I followed it up with an intro to Spring MVC, which I also thought might be lightly attended. Again, I was wrong, and the folks that came were really into the topic and had lots of questions after the talk. I love that, because it means that a) people weren’t sleeping, and b) the info was on target. People who aren’t engaged don’t ask questions.

I got the opportunity to sit on the “Expert Panel” after lunch with Rod Johnson, Rob Harrop, Juergen Hoeller, Colin Sampaleanu and Matt Raible. It was a pleasure to be in such august company, even if the microphone seemed glued to Rod’s hand ;-). Somehow, the only time I felt like I had to jump in was when a question came up about what Spring and Rails can learn from each other.

In all, its been a great day so far, and the attendees seem to really be enjoying the show, which is, after all, what it’s all about.

Comments
  1. Tom DyerDecember 08, 2005 @ 09:42 PM
    Enjoyed you're Mule presentation this morning, great stuff.
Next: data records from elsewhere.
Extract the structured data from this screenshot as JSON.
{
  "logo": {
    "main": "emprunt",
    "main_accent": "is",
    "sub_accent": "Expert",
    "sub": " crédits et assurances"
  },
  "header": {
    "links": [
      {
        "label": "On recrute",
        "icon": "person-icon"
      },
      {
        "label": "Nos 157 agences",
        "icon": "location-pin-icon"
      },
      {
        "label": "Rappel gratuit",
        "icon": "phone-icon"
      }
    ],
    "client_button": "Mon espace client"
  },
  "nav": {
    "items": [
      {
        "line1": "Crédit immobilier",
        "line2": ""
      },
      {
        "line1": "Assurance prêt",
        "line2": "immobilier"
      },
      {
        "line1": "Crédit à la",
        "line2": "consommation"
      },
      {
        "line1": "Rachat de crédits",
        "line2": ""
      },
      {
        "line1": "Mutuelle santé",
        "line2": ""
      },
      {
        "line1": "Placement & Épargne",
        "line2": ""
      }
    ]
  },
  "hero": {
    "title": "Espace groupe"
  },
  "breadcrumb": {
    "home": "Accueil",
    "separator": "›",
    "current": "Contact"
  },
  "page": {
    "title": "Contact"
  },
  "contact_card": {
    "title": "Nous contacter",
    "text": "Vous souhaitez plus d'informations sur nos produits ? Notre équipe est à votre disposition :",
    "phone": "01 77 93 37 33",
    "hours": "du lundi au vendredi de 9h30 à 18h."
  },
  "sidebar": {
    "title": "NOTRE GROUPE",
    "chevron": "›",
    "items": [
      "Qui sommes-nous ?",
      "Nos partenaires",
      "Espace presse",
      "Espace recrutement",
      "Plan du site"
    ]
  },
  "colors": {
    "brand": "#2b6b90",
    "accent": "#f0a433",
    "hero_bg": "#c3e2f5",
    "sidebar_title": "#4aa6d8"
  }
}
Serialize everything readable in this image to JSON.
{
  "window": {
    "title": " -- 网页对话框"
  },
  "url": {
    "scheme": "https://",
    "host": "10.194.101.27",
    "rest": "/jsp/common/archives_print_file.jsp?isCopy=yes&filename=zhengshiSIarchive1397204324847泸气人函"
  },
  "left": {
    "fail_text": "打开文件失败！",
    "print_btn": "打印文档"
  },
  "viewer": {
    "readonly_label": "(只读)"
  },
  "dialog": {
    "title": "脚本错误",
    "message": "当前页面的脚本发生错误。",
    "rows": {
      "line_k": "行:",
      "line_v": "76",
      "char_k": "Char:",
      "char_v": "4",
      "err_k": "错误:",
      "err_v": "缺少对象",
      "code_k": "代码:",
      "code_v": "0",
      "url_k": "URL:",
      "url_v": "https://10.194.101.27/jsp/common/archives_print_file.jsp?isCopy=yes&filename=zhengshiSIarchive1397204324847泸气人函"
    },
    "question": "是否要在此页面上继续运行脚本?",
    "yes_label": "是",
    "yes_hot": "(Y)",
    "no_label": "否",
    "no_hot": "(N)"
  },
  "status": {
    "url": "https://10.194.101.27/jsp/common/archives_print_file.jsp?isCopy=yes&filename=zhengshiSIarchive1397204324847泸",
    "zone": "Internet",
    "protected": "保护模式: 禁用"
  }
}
Mean't to ask if there is anything like Mule for Ruby, ESB for Ruby? I'm the one that asked the rails question at the expert panel. Really do enjoy Rails. Went to the PragmatticStudio for Rails a couple of weeks back and I'm hooked. And do agree that the Rails get's much of it power, flexibility from Ruby.
  2. Justin GehtlandDecember 08, 2005 @ 11:33 PM
    There's always Brian McAllister's TTMP [http://kasparov.skife.org/blog/src/ruby/ttmp-for-ruby.html]. Its a light library for connecting Ruby to JMS providers, which then gives you pluggable access into, you guessed it, Mule. Also, there's Rinda, a tuple-space implementation based on Ruby's remoting layer which is baked right into the language, but that's just message delivery and retrieval, not routing or other services.
  3. Semergence » Spring, Mule, and the ESBDecember 09, 2005 @ 01:15 AM
    [...] k today from The Spring Experience was Justin Gehtland’s Spring, Mule, and the ESB. Justin thought it was going to be attended by only a few people, but instead the room was quite full. H [...]
  4. DamienDecember 09, 2005 @ 11:11 AM
    I didn't get a chance to go to your Mule presentation, but I heard a lot of good things about it. Is there any chance that you could post the slides?
  5. VigilDecember 14, 2005 @ 12:17 PM
    Hi Justin, I would really appreciate if you could post your slides on Spring and Mule integration? I am currently working on a project using Spring and Mule and I hope It will greatly benefit me. Also I would like to know as to how to use Spring AOP on an object that implements MuleSubscriptionEventListener.